Data integrity is maintained through FK, unique indexes, proper modeling, etc.

Also, an RMDBS is hard to scale horizontally, so the more CPU tasks you put on it, the sooner you will hit a bottleneck that is not easy to get out of. A application layer, if designed properly can scale a lot more.

>The app will be gone long before the data.

When this ever happens, it happens rarely, and the situation is the data enters a read-only state in my experience and happens during sunsetting. Most of the time, if a new system is required, a migration occurs to a new schema that the new app supports.

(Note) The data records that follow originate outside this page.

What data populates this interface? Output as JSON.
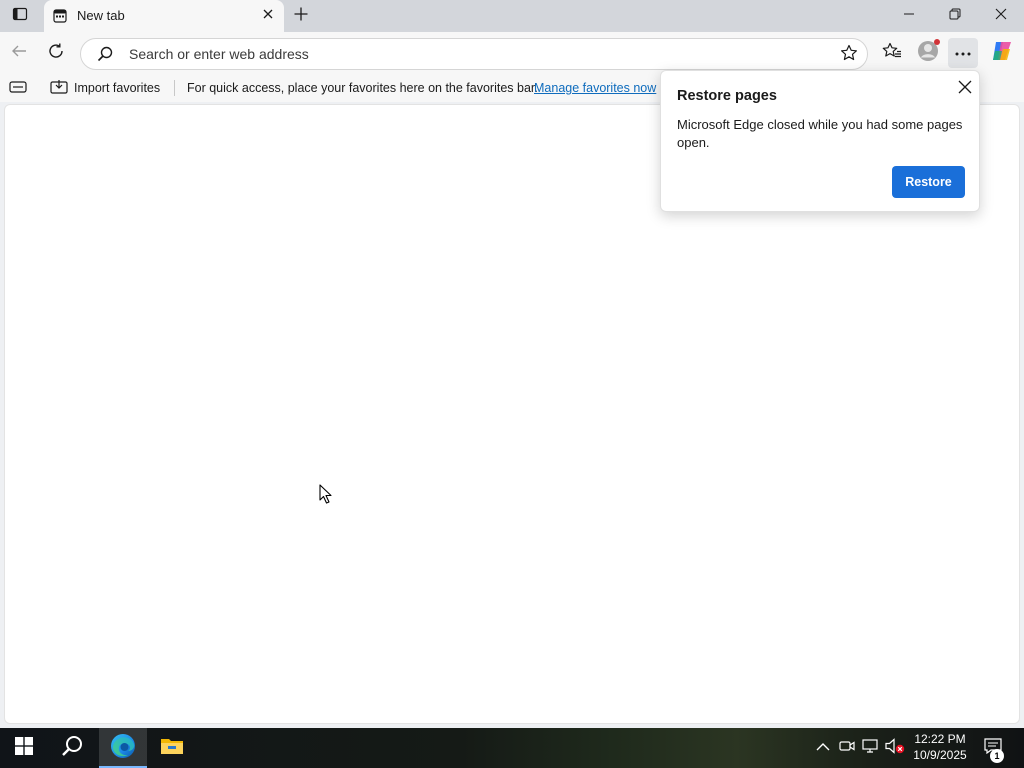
{
  "tabbar": {
    "tab_title": "New tab"
  },
  "toolbar": {
    "address_placeholder": "Search or enter web address"
  },
  "favorites_bar": {
    "import_label": "Import favorites",
    "message": "For quick access, place your favorites here on the favorites bar.",
    "manage_link": "Manage favorites now"
  },
  "restore_popup": {
    "title": "Restore pages",
    "message": "Microsoft Edge closed while you had some pages open.",
    "restore_button": "Restore"
  },
  "taskbar": {
    "time": "12:22 PM",
    "date": "10/9/2025",
    "notification_count": "1"
  },
  "colors": {
    "accent": "#1a6fd9",
    "link": "#0f6cbd",
    "tabbar_bg": "#d3d6db",
    "toolbar_bg": "#f7f7f7"
  },
  "icons": [
    "tab-actions-icon",
    "new-tab-favicon",
    "close-icon",
    "plus-icon",
    "minimize-icon",
    "restore-window-icon",
    "back-arrow-icon",
    "refresh-icon",
    "search-icon",
    "star-icon",
    "favorites-icon",
    "profile-icon",
    "more-icon",
    "copilot-icon",
    "reading-view-icon",
    "import-icon",
    "windows-start-icon",
    "search-taskbar-icon",
    "edge-icon",
    "file-explorer-icon",
    "chevron-up-icon",
    "meet-now-icon",
    "network-icon",
    "volume-muted-icon",
    "notification-icon"
  ]
}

We use a mix of SQL and NoSQL databases for different and specific purposes. Your suggestion is to do the data manipulation outside of the database which typically means pulling data sets out, doing something with them, and then putting them back in. That will never be more efficient than just doing it in the database. Our SQL databases are actually scaled horizontally using read replicas since writes are much less frequent than reads and we can easily add/remove instances as demand grows and shrinks. IMO, it wasn't any more difficult to scale out our databases than it would have been to implement any other K8 (application or DB).
> Your suggestion is to do the data manipulation outside of the database which typically means pulling data sets out, doing something with them, and then putting them back in.

It doesn't mean that at all. You can still leverage SQL to get amazing performance for queries and mutations across large datasets without burying that in a stored procedure. Yes it's generally a bad idea to pull thousands of records across the network and into memory to manipulate them before putting them back. But that's a false dichotomy.